In recent weeks, microlending’s appeal as a panacea in the fight against poverty has been thoroughly challenged as droves of debtors refuse to pay back loans in the Indian state of Andhra Pradesh. Although microlending has often encouraged potential long-term economic growth by  enabling entrepreneurship, it is becoming increasingly apparent that microlending is not a universal ‘magic bullet’ for fostering long-term economic growth and human development. Recent studies suggest that microsavings could lend themselves to the cause more effectively.

Written by Julia Winkler, graduate student at Berlin School of Economics and Law and GIM intern

Reacting to current events of massive defaults of micro borrowers in the Indian state of Andra Pradesh, the Gates Foundation recently announced a five year, US$500 million Global Savings Fund in a strategic shift aimed to improve the product design and access to financial services for those living in poverty. “Savings is the most neglected financial service available to the poor” according to Joyce Lehman, the Program Officer at the Financial Services for the Poor unit at the Bill & Melinda Gates Foundation.

The recent Microfinance Impact & Innovation Conference 2010 in New York City foreshadowed this shift as the focus of discussion revolved around product design and the results of controlled tests. In line with these concerns, the central theme consisted of how financial services can be tailored to effectively work for the poor instead of against them.   Raymond Anderson of the Standard Bank Group of South Africa delivered a presentation on Information and Credit Markets entitled ‘The Credit Scoring Toolkit’. Mr. Anderson pointed to the explicit need for savings mechanisms as part of a more balanced microfinance model. In line with Anderson’s argument, practitioners and economists argued that a paradigm shift in focus from lending to savings is needed. This will be a challenging process however, as most MFIs, do not focus on savings; of 166 MFIs surveyed in 2009, only 27% offered savings products while 100 % offered credit.

Scientific evidence backs up the significance of microsavings as it can potentially lead to mobilized local savings rates. According to a CGAP Donor Brief on Deposit Services for the Poor, Credit often serves the same purposes as savings for the poor, but it is riskier, usually more expensive and often unavailable as appropriate deposit services. The poor often prefer to save and are even willing to pay to do so. Savings may in fact be more important than credit in helping the poor to raise incomes and reduce risk. It can be argued, however, that the income impact may take longer to realize with savings.”
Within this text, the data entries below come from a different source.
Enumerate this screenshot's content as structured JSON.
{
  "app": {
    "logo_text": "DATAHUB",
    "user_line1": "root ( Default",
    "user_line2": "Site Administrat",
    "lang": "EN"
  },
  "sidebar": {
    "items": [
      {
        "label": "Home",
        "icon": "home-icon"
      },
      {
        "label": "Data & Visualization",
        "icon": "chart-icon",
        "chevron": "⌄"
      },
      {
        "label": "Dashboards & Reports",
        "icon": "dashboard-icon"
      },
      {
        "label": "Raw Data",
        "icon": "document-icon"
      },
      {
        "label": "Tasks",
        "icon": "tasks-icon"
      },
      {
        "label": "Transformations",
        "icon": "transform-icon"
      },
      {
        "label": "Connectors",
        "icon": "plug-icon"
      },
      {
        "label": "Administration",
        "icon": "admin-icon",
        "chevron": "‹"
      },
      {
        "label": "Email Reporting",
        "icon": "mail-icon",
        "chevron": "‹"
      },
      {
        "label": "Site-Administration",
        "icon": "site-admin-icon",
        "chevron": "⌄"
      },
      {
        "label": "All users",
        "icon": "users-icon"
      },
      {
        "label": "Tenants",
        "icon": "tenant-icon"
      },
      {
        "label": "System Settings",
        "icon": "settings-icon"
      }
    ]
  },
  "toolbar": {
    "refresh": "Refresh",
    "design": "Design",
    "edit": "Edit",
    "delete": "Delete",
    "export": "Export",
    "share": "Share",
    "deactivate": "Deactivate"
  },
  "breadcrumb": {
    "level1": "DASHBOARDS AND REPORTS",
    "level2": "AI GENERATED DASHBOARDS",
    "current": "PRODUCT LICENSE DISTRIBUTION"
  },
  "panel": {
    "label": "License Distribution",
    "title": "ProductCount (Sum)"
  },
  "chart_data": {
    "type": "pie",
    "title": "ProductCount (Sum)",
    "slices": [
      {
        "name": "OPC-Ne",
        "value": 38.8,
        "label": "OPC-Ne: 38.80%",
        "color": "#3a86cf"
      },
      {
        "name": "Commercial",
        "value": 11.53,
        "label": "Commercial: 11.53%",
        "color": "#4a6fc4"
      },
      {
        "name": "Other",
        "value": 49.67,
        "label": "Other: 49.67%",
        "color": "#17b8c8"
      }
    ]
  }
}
Long-term results of so-called ‘randomized control trials’ (RCTs) were also presented at the conference. Such trials are shedding light on how savings products can provide different benefits for users in varying ways and timeframes. Ultimately such RCTs were presented as useful tools for MFIs to test the demand for financial services and their impact on people’s lives which can potentially lead to more demand-driven financial products as an outcome.

Apparently, this important shift of the perception of microfinance was overdue. Numerous practitioners and scientists now argue that MFIs should not as previously simply focus product impact, but modify their attention to the complexities of product design in order to meet borrowers’ needs in the long-term.

The knowledge platform of the Growing Inclusive Market Initiative publishes case studies which explore the impact and viability of such savings projects. The case study of Russia’s Forus Bank serves as an example of successful implementation of private savings facilities. Another case study examines the impact of rural banking access by ANZ Bank to savings accounts in Fiji.